А в коридоре Оксана Платоновна сокрушалась, как похудел ее Гришенька. Бриджи болтались на нем, словно мешок из-под картошки. Он ел слишком мало, я – слишком много. Но бриджи мы перепутали.
Вот только пульсирующая мысль «я жирный, я жирный» никуда не ушла, когда мы разобрались, кому что надевать. Она въелась, осталась со мной. И хотелось умереть. Но у десятилетних пацанов не остановится сердце. И вилку в горло они не воткнут. Поэтому им приходится жить, терпеть.

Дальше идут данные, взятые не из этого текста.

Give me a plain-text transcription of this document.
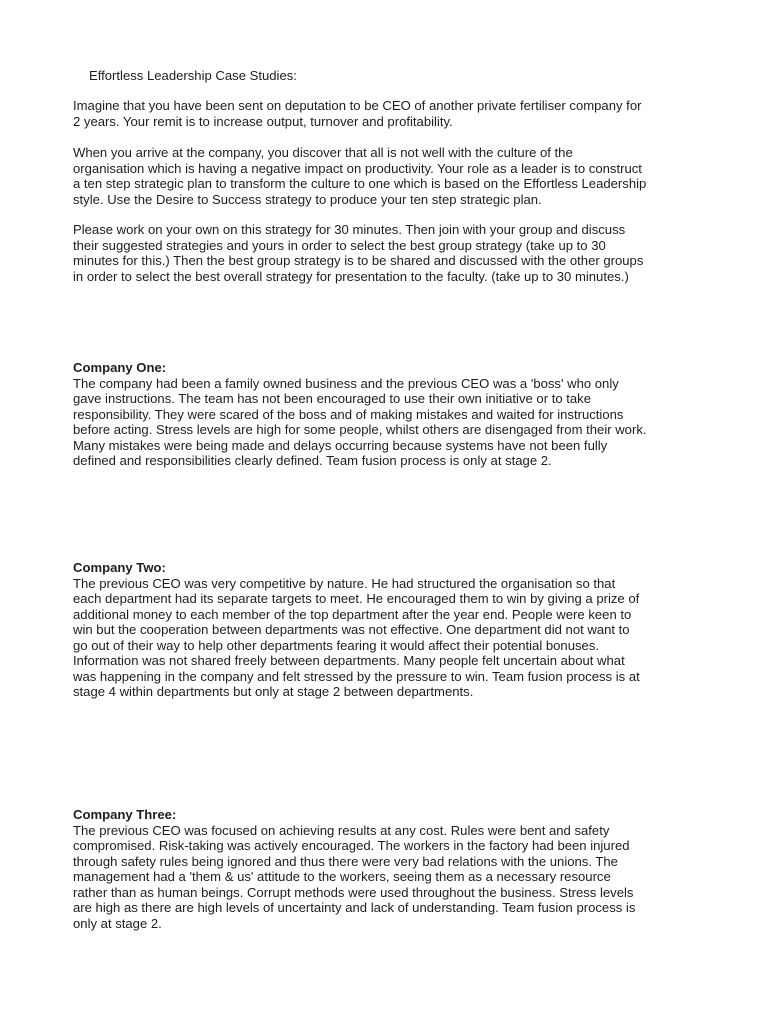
Effortless Leadership Case Studies:

Imagine that you have been sent on deputation to be CEO of another private fertiliser company for
2 years. Your remit is to increase output, turnover and profitability.

When you arrive at the company, you discover that all is not well with the culture of the
organisation which is having a negative impact on productivity. Your role as a leader is to construct
a ten step strategic plan to transform the culture to one which is based on the Effortless Leadership
style. Use the Desire to Success strategy to produce your ten step strategic plan.

Please work on your own on this strategy for 30 minutes. Then join with your group and discuss
their suggested strategies and yours in order to select the best group strategy (take up to 30
minutes for this.) Then the best group strategy is to be shared and discussed with the other groups
in order to select the best overall strategy for presentation to the faculty. (take up to 30 minutes.)

Company One:

The company had been a family owned business and the previous CEO was a 'boss' who only
gave instructions. The team has not been encouraged to use their own initiative or to take
responsibility. They were scared of the boss and of making mistakes and waited for instructions
before acting. Stress levels are high for some people, whilst others are disengaged from their work.
Many mistakes were being made and delays occurring because systems have not been fully
defined and responsibilities clearly defined. Team fusion process is only at stage 2.

Company Two:

The previous CEO was very competitive by nature. He had structured the organisation so that
each department had its separate targets to meet. He encouraged them to win by giving a prize of
additional money to each member of the top department after the year end. People were keen to
win but the cooperation between departments was not effective. One department did not want to
go out of their way to help other departments fearing it would affect their potential bonuses.
Information was not shared freely between departments. Many people felt uncertain about what
was happening in the company and felt stressed by the pressure to win. Team fusion process is at
stage 4 within departments but only at stage 2 between departments.

Company Three:

The previous CEO was focused on achieving results at any cost. Rules were bent and safety
compromised. Risk-taking was actively encouraged. The workers in the factory had been injured
through safety rules being ignored and thus there were very bad relations with the unions. The
management had a 'them & us' attitude to the workers, seeing them as a necessary resource
rather than as human beings. Corrupt methods were used throughout the business. Stress levels
are high as there are high levels of uncertainty and lack of understanding. Team fusion process is
only at stage 2.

Я терпел до седьмого класса. До первых внеклассных танцев. Румба, самба, вальс, ча-ча-ча – самые ненавистные слова, преподавательница Виолетта Орлова – самый ненавистный человек того времени. На уроках танцев я обычно сидел в углу. Игнорировал. Но на общие танцы пришлось идти. Было бы легче, если бы я появился один. Но обязали прийти с родителями. И мама, расчесав меня на прямой – «сын булочника» – пробор, облачив в толстящую белую рубашку, нацепив дурацкую бабочку, была рядом.

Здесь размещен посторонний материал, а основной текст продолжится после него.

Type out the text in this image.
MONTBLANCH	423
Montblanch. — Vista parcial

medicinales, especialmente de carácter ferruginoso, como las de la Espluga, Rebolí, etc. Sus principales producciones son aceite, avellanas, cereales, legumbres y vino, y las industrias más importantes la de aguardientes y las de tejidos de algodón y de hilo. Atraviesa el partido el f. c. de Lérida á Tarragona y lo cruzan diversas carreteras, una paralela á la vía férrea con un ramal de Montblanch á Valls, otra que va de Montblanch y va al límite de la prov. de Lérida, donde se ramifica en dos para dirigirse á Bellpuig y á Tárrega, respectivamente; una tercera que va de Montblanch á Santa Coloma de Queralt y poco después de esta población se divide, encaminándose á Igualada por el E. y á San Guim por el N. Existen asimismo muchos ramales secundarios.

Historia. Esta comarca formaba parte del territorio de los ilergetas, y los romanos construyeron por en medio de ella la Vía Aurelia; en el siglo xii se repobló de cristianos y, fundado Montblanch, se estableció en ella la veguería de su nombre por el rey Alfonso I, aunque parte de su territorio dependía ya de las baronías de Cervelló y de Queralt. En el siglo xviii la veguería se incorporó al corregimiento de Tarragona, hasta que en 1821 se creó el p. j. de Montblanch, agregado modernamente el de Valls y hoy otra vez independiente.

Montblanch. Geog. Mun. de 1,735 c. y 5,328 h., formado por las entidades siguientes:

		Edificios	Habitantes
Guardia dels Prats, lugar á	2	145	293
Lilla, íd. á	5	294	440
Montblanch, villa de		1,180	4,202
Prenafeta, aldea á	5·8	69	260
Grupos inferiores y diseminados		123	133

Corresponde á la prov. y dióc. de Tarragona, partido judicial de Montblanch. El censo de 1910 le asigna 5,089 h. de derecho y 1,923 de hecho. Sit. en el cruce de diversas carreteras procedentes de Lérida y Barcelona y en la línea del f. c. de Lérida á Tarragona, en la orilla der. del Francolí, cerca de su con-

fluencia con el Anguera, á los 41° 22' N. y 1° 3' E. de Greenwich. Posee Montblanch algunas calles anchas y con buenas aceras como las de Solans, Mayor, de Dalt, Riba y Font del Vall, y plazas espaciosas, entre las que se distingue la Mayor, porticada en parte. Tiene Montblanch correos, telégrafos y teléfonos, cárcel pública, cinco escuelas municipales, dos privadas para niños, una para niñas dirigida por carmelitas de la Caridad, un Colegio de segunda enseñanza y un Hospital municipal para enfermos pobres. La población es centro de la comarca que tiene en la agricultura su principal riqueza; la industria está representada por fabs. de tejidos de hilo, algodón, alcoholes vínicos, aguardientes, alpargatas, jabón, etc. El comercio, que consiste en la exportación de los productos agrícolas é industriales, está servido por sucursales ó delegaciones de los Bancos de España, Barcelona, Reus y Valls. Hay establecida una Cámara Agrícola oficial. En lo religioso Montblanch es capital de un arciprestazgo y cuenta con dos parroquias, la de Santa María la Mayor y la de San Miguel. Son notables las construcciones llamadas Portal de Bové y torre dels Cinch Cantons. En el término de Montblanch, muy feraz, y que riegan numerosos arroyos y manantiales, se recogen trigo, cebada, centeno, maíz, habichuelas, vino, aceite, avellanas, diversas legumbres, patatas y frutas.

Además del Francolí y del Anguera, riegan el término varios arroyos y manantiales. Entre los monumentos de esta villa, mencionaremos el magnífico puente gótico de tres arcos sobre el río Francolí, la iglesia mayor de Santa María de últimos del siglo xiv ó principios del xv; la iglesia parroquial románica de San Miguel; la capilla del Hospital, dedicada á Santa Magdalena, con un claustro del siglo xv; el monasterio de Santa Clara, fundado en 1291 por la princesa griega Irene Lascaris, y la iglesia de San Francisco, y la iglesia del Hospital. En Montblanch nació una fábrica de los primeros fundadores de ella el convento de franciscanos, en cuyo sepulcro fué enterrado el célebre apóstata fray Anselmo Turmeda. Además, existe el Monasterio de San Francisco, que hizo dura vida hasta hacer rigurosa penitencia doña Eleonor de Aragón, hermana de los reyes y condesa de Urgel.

Мы сидели с ней на диванчике, когда Маша Леонова, единственная девушка, которая со мной общалась и которой мог выдавливать в ответ слова я, проходя мимо, улыбнувшись, поглядела на меня и сказала:
– Какой красивый!
– Спасибо, Машенька, – ответила за меня мама.

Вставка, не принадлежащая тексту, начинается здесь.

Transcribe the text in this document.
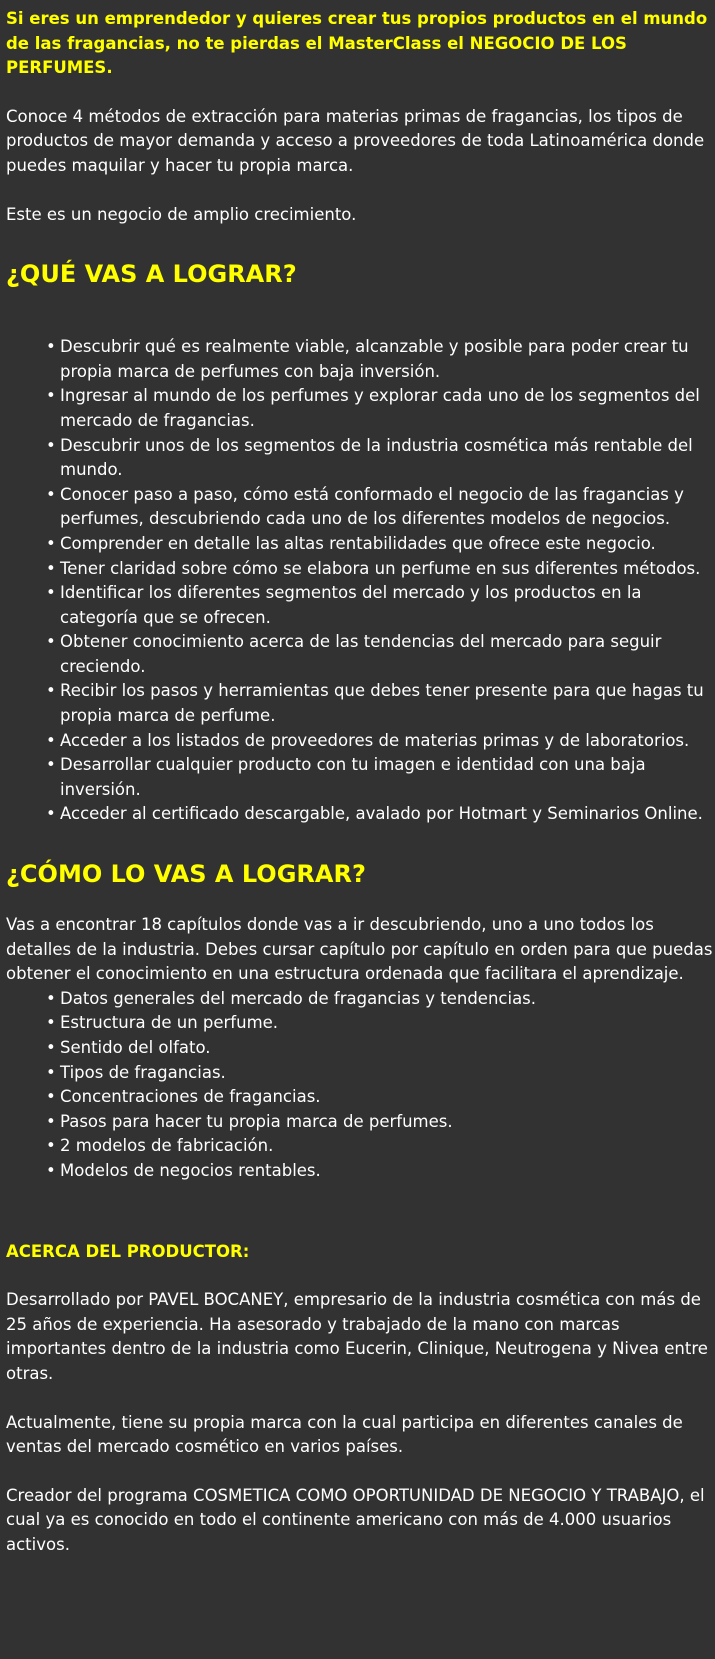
Si eres un emprendedor y quieres crear tus propios productos en el mundo de las fragancias, no te pierdas el MasterClass el NEGOCIO DE LOS PERFUMES.

Conoce 4 métodos de extracción para materias primas de fragancias, los tipos de productos de mayor demanda y acceso a proveedores de toda Latinoamérica donde puedes maquilar y hacer tu propia marca.

Este es un negocio de amplio crecimiento.

¿QUÉ VAS A LOGRAR?
• Descubrir qué es realmente viable, alcanzable y posible para poder crear tu propia marca de perfumes con baja inversión.
• Ingresar al mundo de los perfumes y explorar cada uno de los segmentos del mercado de fragancias.
• Descubrir unos de los segmentos de la industria cosmética más rentable del mundo.
• Conocer paso a paso, cómo está conformado el negocio de las fragancias y perfumes, descubriendo cada uno de los diferentes modelos de negocios.
• Comprender en detalle las altas rentabilidades que ofrece este negocio.
• Tener claridad sobre cómo se elabora un perfume en sus diferentes métodos.
• Identificar los diferentes segmentos del mercado y los productos en la categoría que se ofrecen.
• Obtener conocimiento acerca de las tendencias del mercado para seguir creciendo.
• Recibir los pasos y herramientas que debes tener presente para que hagas tu propia marca de perfume.
• Acceder a los listados de proveedores de materias primas y de laboratorios.
• Desarrollar cualquier producto con tu imagen e identidad con una baja inversión.
• Acceder al certificado descargable, avalado por Hotmart y Seminarios Online.
¿CÓMO LO VAS A LOGRAR?

Vas a encontrar 18 capítulos donde vas a ir descubriendo, uno a uno todos los detalles de la industria. Debes cursar capítulo por capítulo en orden para que puedas obtener el conocimiento en una estructura ordenada que facilitara el aprendizaje.

• Datos generales del mercado de fragancias y tendencias.
• Estructura de un perfume.
• Sentido del olfato.
• Tipos de fragancias.
• Concentraciones de fragancias.
• Pasos para hacer tu propia marca de perfumes.
• 2 modelos de fabricación.
• Modelos de negocios rentables.

ACERCA DEL PRODUCTOR:

Desarrollado por PAVEL BOCANEY, empresario de la industria cosmética con más de 25 años de experiencia. Ha asesorado y trabajado de la mano con marcas importantes dentro de la industria como Eucerin, Clinique, Neutrogena y Nivea entre otras.

Actualmente, tiene su propia marca con la cual participa en diferentes canales de ventas del mercado cosmético en varios países.

Creador del programa COSMETICA COMO OPORTUNIDAD DE NEGOCIO Y TRABAJO, el cual ya es conocido en todo el continente americano con más de 4.000 usuarios activos.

И оттого пунцовые пятна обжигающими медузами покрыли мое лицо. Маша прошла и взяла под руку Костлявчика. Я вжался в черный диван с синтетической обивкой. Стараясь исчезнуть. Стараясь не быть.
Да, в тот вечер я истово захотел похудеть. И если Бог, которого я умолял об этом последний год, – Бог, что был для меня бумажными иконками, стоящими на грабовом шкафу в восточном углу комнаты – отказывался помогать, то я решил обратиться к его конкуренту. Бизнес есть бизнес. Никаких контрактов с душою взамен. Только обещание дьяволу похудеть. Стать таким же вытянутым, бледным, как Костлявчик. Так я впустил в себя бесов похудения.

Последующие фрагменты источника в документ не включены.